Up and down the gritty core streets of Saskatoon, opportunity should be waiting for Jack Layton.

The streets are lined with aging homes, many of them in disrepair and filled with people down on their luck. They make up a slice of a booming city in a province where the New Democrat brand was born decades ago under the fabled Tommy Douglas. Liberals are mostly a non-factor here and races are, as such, tight between Tories and the NDP. It would seem to be an ideal situation for the surging Mr. Layton, who hoped to drive home a few electoral wins with a Saskatoon campaign stop Thursday.

"Young and old, rural and urban, farm families and families in the factories - we need to bring everyone together," Mr. Layton told a crowd of hundreds, in a speech that included only a brief reference to Mr. Douglas.

As it happens, though, Mr. Layton's brand of New Democrat no longer rings true here in much of his party's homeland. It's too urban, too Eastern and too socially motivated for many here.

The Saskatchewan NDP grew instead out of the Co-operative Commonwealth Federation, a largely socially conservative group of farmers. It wasn't uncommon for Saskatchewan to vote in the NDP provincially and still elect right-leaning MPs. Some still refer to the CCF here, decades after its demise.

Meanwhile, the Saskatchewan economy has picked up under current Premier Brad Wall, whose Saskatchewan Party is a right-leaning collective of conservatives and liberals. The energy sector is booming and many fear it would suffer under the New Democrat cap-and-trade plan. Finally, the Conservatives made friends here by blocking the foreign takeover of the treasured Potash Corp.

"They [voters]say: It's one thing to have these [NDP]guys here. But on the national level, when you're in charge of international trade and international economic development, I'm not sure we're all necessarily socialists," said former conservative premier Grant Devine, now a rancher. "We're making money in oil, we're making money in potash, we're making money in natural gas, we're making money in agriculture. So, don't wreck what we have here."

Even former New Democrat premier Roy Romanow agrees that, to some extent, the NDP is now a tough sell. (Mr. Layton again attacked the "big banks and oil companies" in his Saskatoon speech.) "What the big challenge will be is, in the last few years, Saskatchewan is perceived by a lot of Saskatchewan people as having an unprecedented boom time based on resources," said Mr. Romanow, whose provincial NDP collapsed under his successor. "To that extent, people will not want in many cases to readily give up what they think is the safer or more acceptable economic route to go."

New Democrats here hope to win at least one riding - Saskatoon-Rosetown-Biggar, which NDP candidate Nettie Wiebe lost by 262 votes to Conservative Kelly Block in 2008. It was Ms.
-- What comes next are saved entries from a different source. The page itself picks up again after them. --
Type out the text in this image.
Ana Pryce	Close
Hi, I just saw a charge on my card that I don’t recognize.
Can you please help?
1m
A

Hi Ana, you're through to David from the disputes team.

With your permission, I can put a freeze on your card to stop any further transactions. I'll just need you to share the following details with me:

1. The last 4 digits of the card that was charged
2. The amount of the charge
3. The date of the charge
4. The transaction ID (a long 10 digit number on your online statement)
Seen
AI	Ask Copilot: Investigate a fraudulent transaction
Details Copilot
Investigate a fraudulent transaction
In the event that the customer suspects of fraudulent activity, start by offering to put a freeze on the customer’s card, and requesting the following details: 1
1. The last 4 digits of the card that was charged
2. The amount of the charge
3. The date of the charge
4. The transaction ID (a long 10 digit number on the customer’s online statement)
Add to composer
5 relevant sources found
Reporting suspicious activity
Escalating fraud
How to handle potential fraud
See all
Wiebe's third close loss to Conservatives, and she's back again this time, appearing with Mr. Layton at a rally Thursday.

An organic farmer, Ms. Wiebe hopes Mr. Layton's message can put her over the top - particularly along the inner-city streets of Saskatoon, where at-risk and impoverished voters, including a large aboriginal population, are looking for social programming.

"I think the legacy [of the NDP in Saskatchewan]is very strong, and it depends on where you engage it," Ms. Wiebe said. "We're talking about people whose prospects either look dim or harsh - that's what a jail looks like - or whose prospects could look much more positive and possible. And that's what I'm telling you about sharp contrasts."

Ms. Wiebe has received the bulk of federal party support in Saskatchewan, other local candidates say. But she's up against a strong opposing campaign - Conservative phone banks in Eastern Canada are flooding the riding with calls.

"I get phone calls every day, the Conservatives telling me where to vote. They're pouring cash into it. They've done my street three times," said Calvin Vandale, 50, who rents a small home in the core and is on disability assistance. He's supporting the NDP.

"If you live on this side of town, you can see it - the poverty.… I think it's time for change," he said. "But some are just Conservatives, and they're not going to change."

That benefits candidates like Ms. Block and Conservative Brad Trost, running in nearby Saskatoon-Humboldt. They'll draw most of their support from farms and small towns, once the NDP base.

"The NDP have sort of abandoned the agrarian populist movement," Mr. Trost said. "Those sorts of New Democrats no longer exist in the country, and that's why they're no longer the relevant force they were in Saskatchewan."